私の受験のときも、「何だこれ!」という問題が出題されました。

しかし、そういうときにこそ焦らないようにしましょう。

焦ってパニックになってしまうと解ける問題も解けなくなります。

一度、教科書レベルの基礎まで戻って考えることで、「あ、これはあの知識を使えばいいのか」とつながるはずです。

つまり、教科書の基礎が大事です。
たぶんみなさんが思っているよりも大事です。

教科書なんて簡単だよと甘く見ていると、実は痛い目に遭うこともあるんです。

基礎の積み重ねを大切にして、標準問題、応用問題を解いていきましょう。

どんなに難しそうに見える問題でも、解答の作り方は必ず習った範囲のどこかにあるはずです。

グラフや表の問題に強くなっておく

阪大ではグラフや表に書き込む形式の問題が出されることがあります。

最も有名なグラフですと、炭酸の電離についてのグラフですね。

炭酸は炭酸水素イオンを経由して2段階で炭酸イオンに変化していきます。

この時の各イオンの様子をグラフで表せ、という問題をよく見ますね。

答えはこんな感じのグラフになります。

しっかりとpHについて理解ができていれば難なく解決できますが、意外と難しい問題です。
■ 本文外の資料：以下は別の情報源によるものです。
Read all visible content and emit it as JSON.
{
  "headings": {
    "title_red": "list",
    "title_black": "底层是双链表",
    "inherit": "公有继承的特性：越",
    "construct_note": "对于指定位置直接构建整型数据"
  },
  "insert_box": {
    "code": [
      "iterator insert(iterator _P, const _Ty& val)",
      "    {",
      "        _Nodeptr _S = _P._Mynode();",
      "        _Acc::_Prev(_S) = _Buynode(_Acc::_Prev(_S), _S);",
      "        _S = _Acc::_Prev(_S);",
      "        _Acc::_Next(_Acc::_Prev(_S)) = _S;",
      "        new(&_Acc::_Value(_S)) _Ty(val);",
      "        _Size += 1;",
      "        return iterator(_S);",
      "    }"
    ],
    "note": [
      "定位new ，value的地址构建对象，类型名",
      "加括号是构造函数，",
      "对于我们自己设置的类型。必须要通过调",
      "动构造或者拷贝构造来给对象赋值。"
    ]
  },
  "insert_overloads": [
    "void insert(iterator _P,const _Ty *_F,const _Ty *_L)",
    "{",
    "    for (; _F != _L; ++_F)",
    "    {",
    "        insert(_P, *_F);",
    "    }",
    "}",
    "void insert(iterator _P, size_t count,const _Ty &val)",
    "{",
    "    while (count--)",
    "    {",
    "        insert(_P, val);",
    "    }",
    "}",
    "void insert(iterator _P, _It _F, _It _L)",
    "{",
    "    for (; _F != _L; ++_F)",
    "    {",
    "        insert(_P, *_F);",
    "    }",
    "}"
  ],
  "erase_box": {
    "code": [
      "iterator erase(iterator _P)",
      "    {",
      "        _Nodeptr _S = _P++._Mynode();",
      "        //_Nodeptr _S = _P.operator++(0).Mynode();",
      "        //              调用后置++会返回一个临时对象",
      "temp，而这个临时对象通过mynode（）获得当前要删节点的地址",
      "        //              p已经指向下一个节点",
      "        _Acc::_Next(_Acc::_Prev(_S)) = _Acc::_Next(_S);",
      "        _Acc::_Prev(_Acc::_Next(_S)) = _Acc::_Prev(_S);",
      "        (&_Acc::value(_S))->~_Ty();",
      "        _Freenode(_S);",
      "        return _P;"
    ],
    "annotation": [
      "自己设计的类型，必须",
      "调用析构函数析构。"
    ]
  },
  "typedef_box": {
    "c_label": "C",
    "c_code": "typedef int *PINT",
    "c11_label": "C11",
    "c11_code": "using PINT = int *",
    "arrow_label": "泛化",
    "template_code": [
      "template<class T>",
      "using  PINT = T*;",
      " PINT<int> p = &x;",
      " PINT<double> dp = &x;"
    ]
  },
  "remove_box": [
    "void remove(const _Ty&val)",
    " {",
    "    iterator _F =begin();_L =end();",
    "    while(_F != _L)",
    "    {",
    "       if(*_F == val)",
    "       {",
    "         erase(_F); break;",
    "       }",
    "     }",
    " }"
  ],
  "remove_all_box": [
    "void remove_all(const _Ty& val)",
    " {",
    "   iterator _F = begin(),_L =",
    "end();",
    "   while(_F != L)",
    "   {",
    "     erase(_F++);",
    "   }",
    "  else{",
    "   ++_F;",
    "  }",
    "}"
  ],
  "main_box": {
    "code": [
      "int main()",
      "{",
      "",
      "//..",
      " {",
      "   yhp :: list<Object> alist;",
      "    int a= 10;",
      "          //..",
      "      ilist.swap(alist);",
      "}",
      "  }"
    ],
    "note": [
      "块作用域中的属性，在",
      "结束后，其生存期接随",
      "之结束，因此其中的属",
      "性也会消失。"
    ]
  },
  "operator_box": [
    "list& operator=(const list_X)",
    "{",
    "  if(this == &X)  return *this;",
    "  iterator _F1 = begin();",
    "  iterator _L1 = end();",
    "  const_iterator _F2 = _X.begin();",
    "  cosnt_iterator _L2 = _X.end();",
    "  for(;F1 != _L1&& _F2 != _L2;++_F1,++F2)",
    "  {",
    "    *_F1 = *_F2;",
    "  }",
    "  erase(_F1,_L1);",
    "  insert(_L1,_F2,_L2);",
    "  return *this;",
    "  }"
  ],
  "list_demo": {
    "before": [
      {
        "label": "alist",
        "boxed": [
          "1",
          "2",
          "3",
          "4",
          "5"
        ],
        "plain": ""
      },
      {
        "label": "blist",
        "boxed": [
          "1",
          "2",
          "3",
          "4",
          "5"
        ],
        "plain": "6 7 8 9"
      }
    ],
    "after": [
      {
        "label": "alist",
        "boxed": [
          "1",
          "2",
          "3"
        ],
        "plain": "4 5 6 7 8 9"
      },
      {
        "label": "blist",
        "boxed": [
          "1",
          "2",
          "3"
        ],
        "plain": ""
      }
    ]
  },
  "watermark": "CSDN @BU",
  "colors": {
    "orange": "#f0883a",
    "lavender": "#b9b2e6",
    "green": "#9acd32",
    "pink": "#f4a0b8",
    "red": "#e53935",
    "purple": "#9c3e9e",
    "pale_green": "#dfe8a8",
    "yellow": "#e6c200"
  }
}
また、同じような問題としてリン酸の3段階電離の問題もあります。

普通の問題では反応式を書け、イオン濃度を求めよだと思いますが、阪大の場合にはグラフで表せ、という変化球問題が予想されます。

数式とグラフがどんな感じでリンクするかも勉強しておく必要がありますね。

総合問題への対策も忘れないようにする

阪大やその他の国公立大学は複合問題が大好きです。

無機、理論、有機の3分野の垣根を越えて融合問題が出題されます。

特に多いのは無機と理論分野の融合です。

問題が作りやすく、難しくしやすいようです。

その問題が何を聞いているのか、自分は何を答えるべきなのかをしっかりと考えておきましょう。

また、一つの現象に対して理由を明確にしておく癖をつけるといいと思います。

なぜ、二酸化炭素は水上置換をして、アンモニアは上方置換なのか説明できますか?
理由を明確にしておくと、複合問題が出題されて変な問題に遭遇したとしても解ける可能性が増えます。
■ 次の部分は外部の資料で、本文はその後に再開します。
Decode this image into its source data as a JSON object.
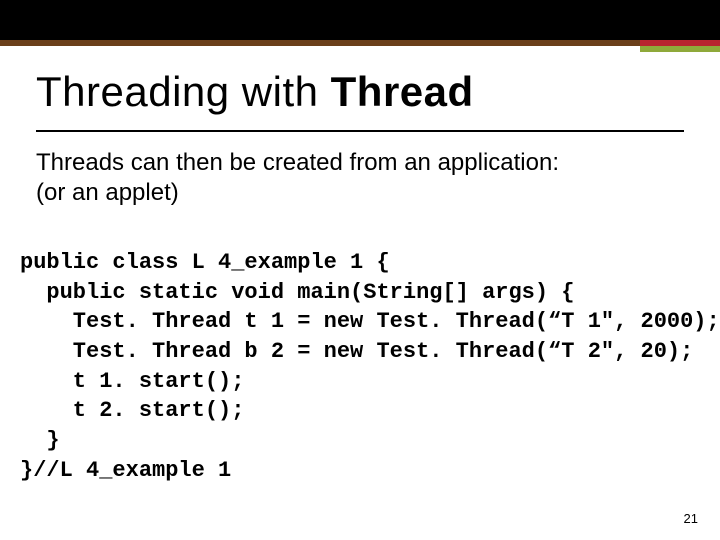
{
  "title_prefix": "Threading with ",
  "title_bold": "Thread",
  "description_line1": "Threads can then be created from an application:",
  "description_line2": "(or an applet)",
  "code": "public class L 4_example 1 {\n  public static void main(String[] args) {\n    Test. Thread t 1 = new Test. Thread(“T 1\", 2000);\n    Test. Thread b 2 = new Test. Thread(“T 2\", 20);\n    t 1. start();\n    t 2. start();\n  }\n}//L 4_example 1",
  "page_number": "21"
}
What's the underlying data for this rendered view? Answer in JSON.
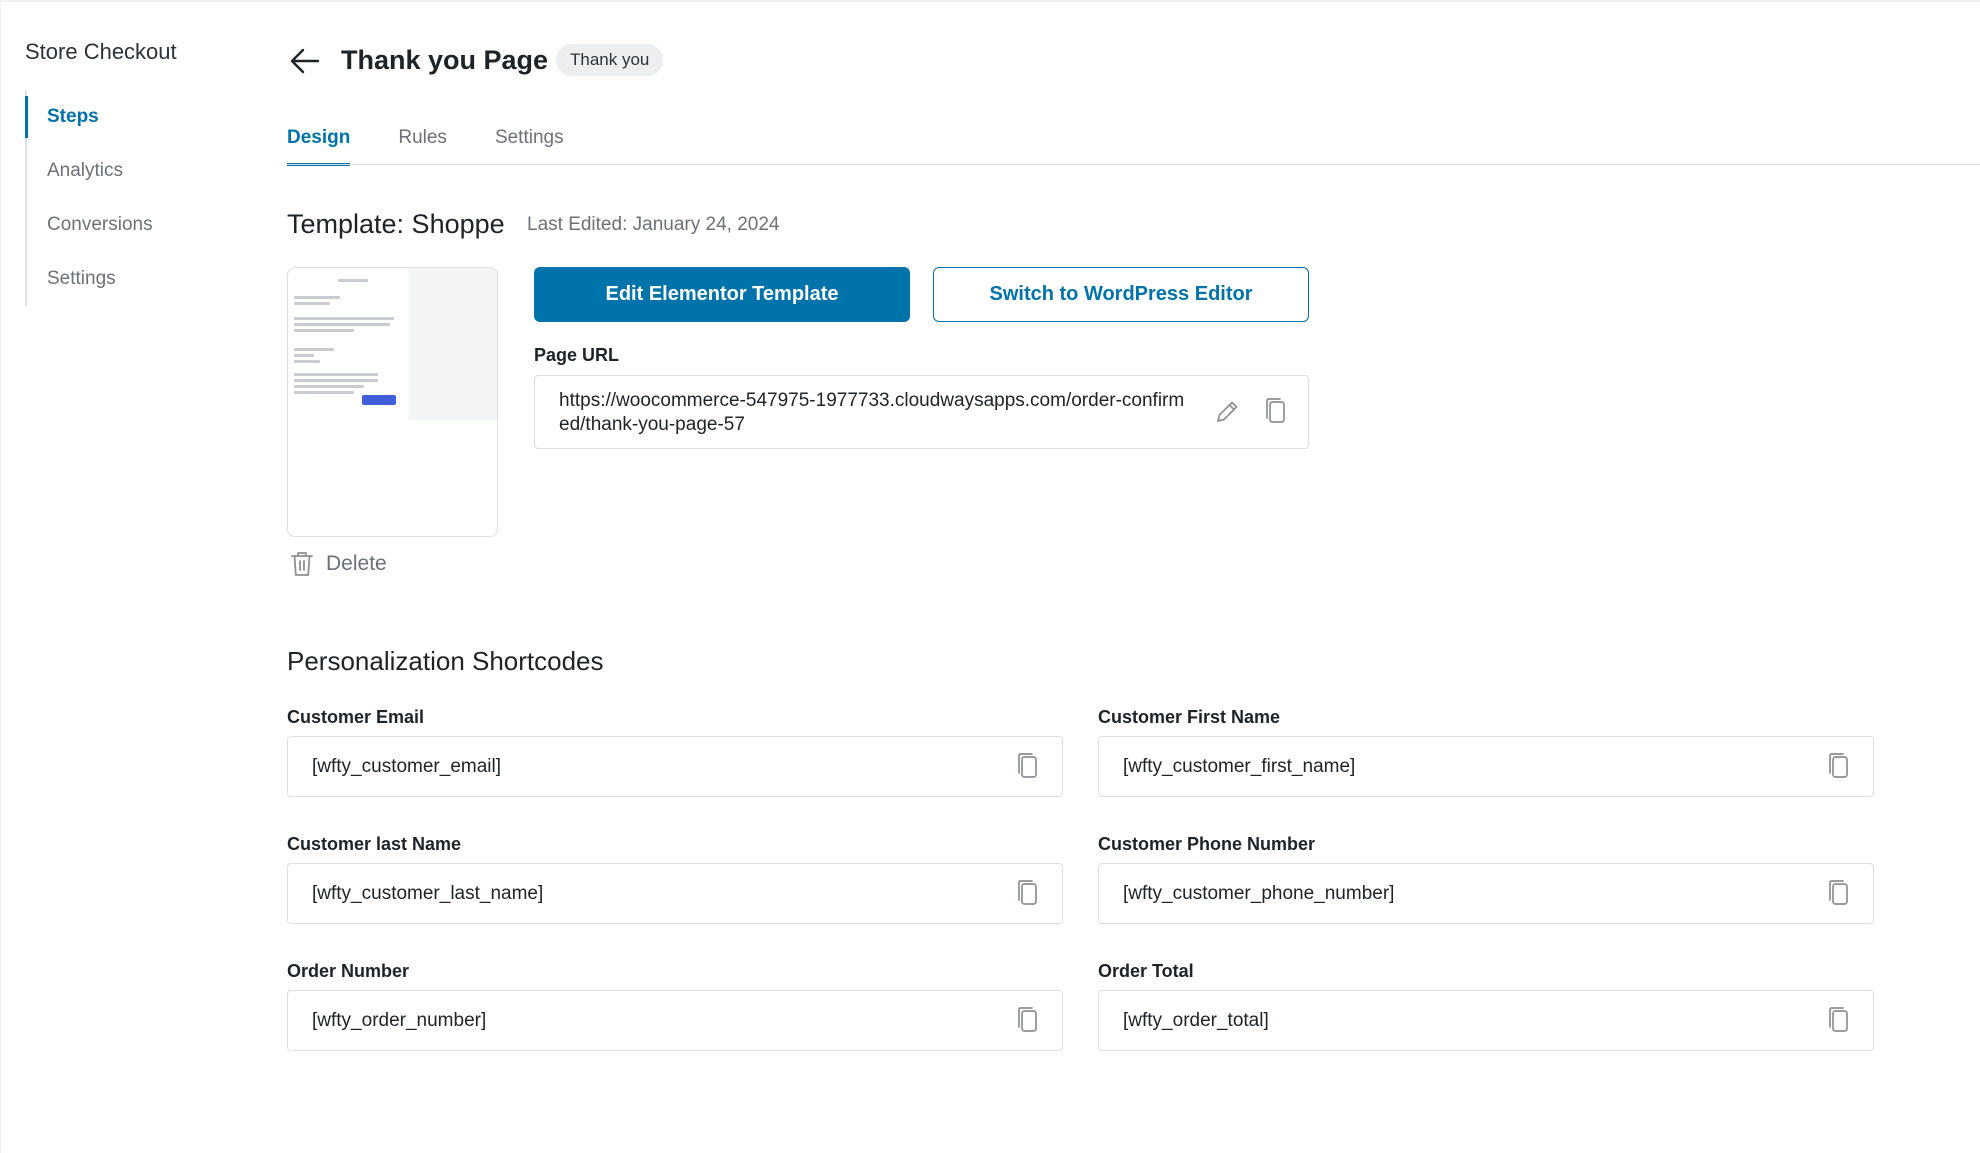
{
  "sidebar": {
    "title": "Store Checkout",
    "items": [
      {
        "label": "Steps",
        "active": true
      },
      {
        "label": "Analytics"
      },
      {
        "label": "Conversions"
      },
      {
        "label": "Settings"
      }
    ]
  },
  "header": {
    "title": "Thank you Page",
    "badge": "Thank you"
  },
  "tabs": [
    {
      "label": "Design",
      "active": true
    },
    {
      "label": "Rules"
    },
    {
      "label": "Settings"
    }
  ],
  "template": {
    "title": "Template: Shoppe",
    "last_edited": "Last Edited: January 24, 2024",
    "delete_label": "Delete",
    "primary_button": "Edit Elementor Template",
    "secondary_button": "Switch to WordPress Editor",
    "page_url_label": "Page URL",
    "page_url": "https://woocommerce-547975-1977733.cloudwaysapps.com/order-confirmed/thank-you-page-57"
  },
  "shortcodes": {
    "title": "Personalization Shortcodes",
    "fields": [
      {
        "label": "Customer Email",
        "value": "[wfty_customer_email]"
      },
      {
        "label": "Customer First Name",
        "value": "[wfty_customer_first_name]"
      },
      {
        "label": "Customer last Name",
        "value": "[wfty_customer_last_name]"
      },
      {
        "label": "Customer Phone Number",
        "value": "[wfty_customer_phone_number]"
      },
      {
        "label": "Order Number",
        "value": "[wfty_order_number]"
      },
      {
        "label": "Order Total",
        "value": "[wfty_order_total]"
      }
    ]
  },
  "colors": {
    "accent": "#0073aa",
    "text": "#1d2327",
    "muted": "#6b7177",
    "border": "#dcdfe3"
  },
  "icons": {
    "back": "arrow-left-icon",
    "delete": "trash-icon",
    "edit": "pencil-icon",
    "copy": "copy-icon"
  }
}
私は、化学の問題を解いていて疑問に感じたことはメモとして残していました。
また、問題集や模試で出会った記述形式の問題は必ずメモしていました。

これらのメモをまとめておくことで、現象の理由を理解しやすくなりましたね。

また、テスト前にこのまとめノートをパラパラと見直すことで簡易復習をすることもできました。
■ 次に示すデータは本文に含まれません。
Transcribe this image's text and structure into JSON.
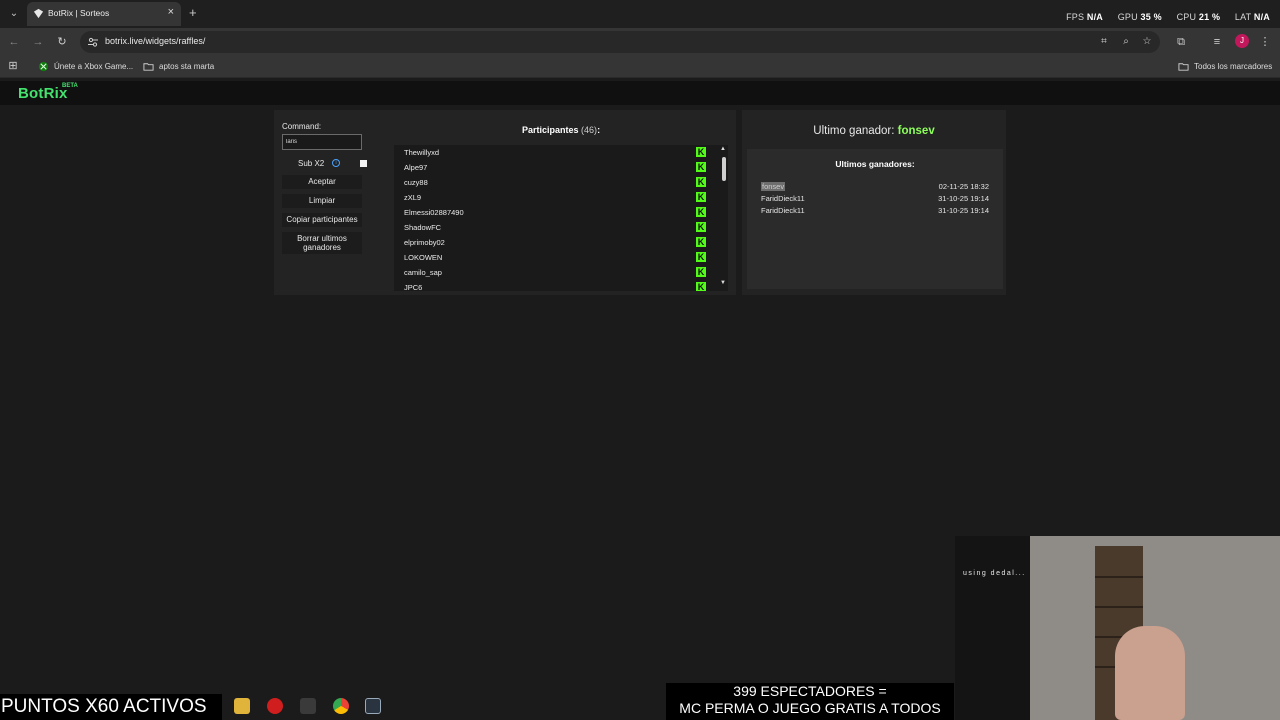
{
  "browser": {
    "tab_title": "BotRix | Sorteos",
    "url": "botrix.live/widgets/raffles/",
    "perf": {
      "fps_label": "FPS",
      "fps_value": "N/A",
      "gpu_label": "GPU",
      "gpu_value": "35 %",
      "cpu_label": "CPU",
      "cpu_value": "21 %",
      "lat_label": "LAT",
      "lat_value": "N/A"
    },
    "bookmarks": [
      {
        "label": "Únete a Xbox Game...",
        "icon": "xbox-icon"
      },
      {
        "label": "aptos sta marta",
        "icon": "folder-icon"
      }
    ],
    "all_bookmarks_label": "Todos los marcadores",
    "profile_initial": "J"
  },
  "app": {
    "logo": "BotRix",
    "beta": "BETA"
  },
  "controls": {
    "command_label": "Command:",
    "command_value": "laris",
    "sub_label": "Sub X2",
    "buttons": {
      "accept": "Aceptar",
      "clear": "Limpiar",
      "copy": "Copiar participantes",
      "delete_winners": "Borrar ultimos ganadores"
    }
  },
  "participants": {
    "title": "Participantes",
    "count": "(46)",
    "colon": ":",
    "list": [
      "Thewillyxd",
      "Alpe97",
      "cuzy88",
      "zXL9",
      "Elmessi02887490",
      "ShadowFC",
      "elprimoby02",
      "LOKOWEN",
      "camilo_sap",
      "JPC6"
    ],
    "platform_icon": "kick-icon"
  },
  "winners": {
    "last_label": "Ultimo ganador:",
    "last_name": "fonsev",
    "recent_title": "Ultimos ganadores:",
    "recent": [
      {
        "name": "fonsev",
        "date": "02-11-25 18:32"
      },
      {
        "name": "FaridDieck11",
        "date": "31-10-25 19:14"
      },
      {
        "name": "FaridDieck11",
        "date": "31-10-25 19:14"
      }
    ]
  },
  "stream_overlay": {
    "points_text": "PUNTOS X60 ACTIVOS",
    "viewers_line1": "399 ESPECTADORES =",
    "viewers_line2": "MC PERMA O JUEGO GRATIS A TODOS",
    "cam_text": "using dedal..."
  },
  "colors": {
    "brand_green": "#44e26e",
    "kick_green": "#53fc18",
    "winner_green": "#8dff5c",
    "background": "#1b1b1b",
    "panel": "#232323"
  }
}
記述式問題のまとめノートを作るのはぜったいおすすめできます。

まとめ

さて、今回は阪大化学についての分野ごとの勉強法やポイントについてまとめてきました。

阪大の化学はとにかく応用問題が増えます。

おそらく、一般の問題集には載っていない問題が出題されやすいです。

しかし、その応用問題でも根本にあるのは教科書や練習問題です。

元をたどれば同じ問題なので、基礎、標準問題を完璧に解けるようにしておくことが必要ですね。

基礎、標準の知識を積み重ねていくことで必ず応用問題も解けるようになっていきます。

また、苦手を作らないことも大切ですね。

特に有機化学だけは苦手にならないように。

有機化学は得点源なので、みなさんも高得点を維持できるようにしておきましょう。

最後まで読んでいただきありがとうございました。